One can probably say that Coptic has broken our hypothesis, but actually PAI just has shown us that group of Coptic language and Semitic group diverged very long ago, probably in Neolithic epoch yet.

However, the tests have shown that values of PAI of related languages are actually rather close, i.e.: they do not differ more than fourfold (pic. 3).

Thus, it is possible to say that PAI is something alike safety valve of comparative linguistics: if its values don’t differ more than fourfold then PAI has no distinction ability and actually there are no obstacles for further search for potential genetic relationship; but if values of PAI differ fourfold and more, then should be found absolutely ferroconcrete proves of genetic relationship.

Also I am specially to note that PAI method doesn’t require estimation of measurement error as far as PAI allows fourfold gap of values.

2.2. Why is it possible to prove that languages are not related?

2.2.1. Root of problem is changing of concepts

One can probably say that it is impossible to prove unrelatedness of two languages so I am to make some explanation on why it is possible.

In contemporary comparative linguistics there is a weird presupposition that it is impossible to prove that certain languages are not genetically related. As I can understand this point of view was inspired by Greenberg as well as some other obscurantist ideas of contemporary historical linguistics. It seems quite weird that it is possible to prove relatedness but it is not possible to prove unrelatedness. Let’s check whether it is so.

First of all, I am to note that statement about impossibility of proving unrelatedness is actually sophism based on changing of concepts, i.e.: when they speak about proves of relatedness then relatedness means “to belong to the same stock” and it is regular and normal meaning of the concept of relatedness in linguistics; however, when they speak about unrelatedness then meaning of relatedness suddenly changes: they start to suppose that actually all existing languages are related since they are supposed to be derivates of same proto-language that existed in a very distant epoch in past and due to this fact we can’t prove unrelatedness but can just state that a language doesn’t belong to a stock.

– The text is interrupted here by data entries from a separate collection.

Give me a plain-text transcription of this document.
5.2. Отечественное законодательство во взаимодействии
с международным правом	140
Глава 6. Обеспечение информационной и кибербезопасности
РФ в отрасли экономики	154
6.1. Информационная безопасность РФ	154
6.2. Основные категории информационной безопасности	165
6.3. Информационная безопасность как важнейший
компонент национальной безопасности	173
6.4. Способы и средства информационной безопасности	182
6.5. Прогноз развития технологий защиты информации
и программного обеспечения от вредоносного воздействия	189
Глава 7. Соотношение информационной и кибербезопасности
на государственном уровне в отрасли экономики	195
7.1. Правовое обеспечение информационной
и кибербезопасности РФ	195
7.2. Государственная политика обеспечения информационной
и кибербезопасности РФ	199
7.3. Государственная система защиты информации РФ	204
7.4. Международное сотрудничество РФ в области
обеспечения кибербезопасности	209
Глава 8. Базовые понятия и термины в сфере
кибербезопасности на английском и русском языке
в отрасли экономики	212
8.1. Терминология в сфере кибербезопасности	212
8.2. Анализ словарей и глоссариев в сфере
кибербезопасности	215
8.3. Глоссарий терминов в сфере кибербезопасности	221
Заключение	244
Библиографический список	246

2.2.2. Concepts of relatedness and unrelatedness from the point of view of other sciences

In order to clear the meaning of the concept of relatedness it’s useful to pay some attention to other sciences where this concept also is used. If we take a look at, for instance: biology, physics or technical sciences we can see that many items are distributed by classes/classified despite they obviously have common origin; and considering them it is completely normal to speak about relatedness and unrelatedness. All being have common origin and so they all are relatives in a very deep level but this fact doesn’t mean they cannot be classified into kingdoms, phylums, classes, orders, suborders, families, subfamilies; the fact that ant, bear, pine tree, whale, sparrow have common ancestor doesn’t mean it is impossible to distinguish bear from whale and whale from pine tree.

However, as far as languages aren’t self replicating systems like biological systems and are closer to artifacts so any parallels between biological systems and language always should be made with certain degree of awareness since they are more allegories than analogies while correlations between languages and some artificial items are more precise, for instance: all existing cars are derivates of steam engine that existed in the middle of 19th century, but it doesn’t mean we can’t classify cars/engines and speak of relatedness and unrelatedness of certain types.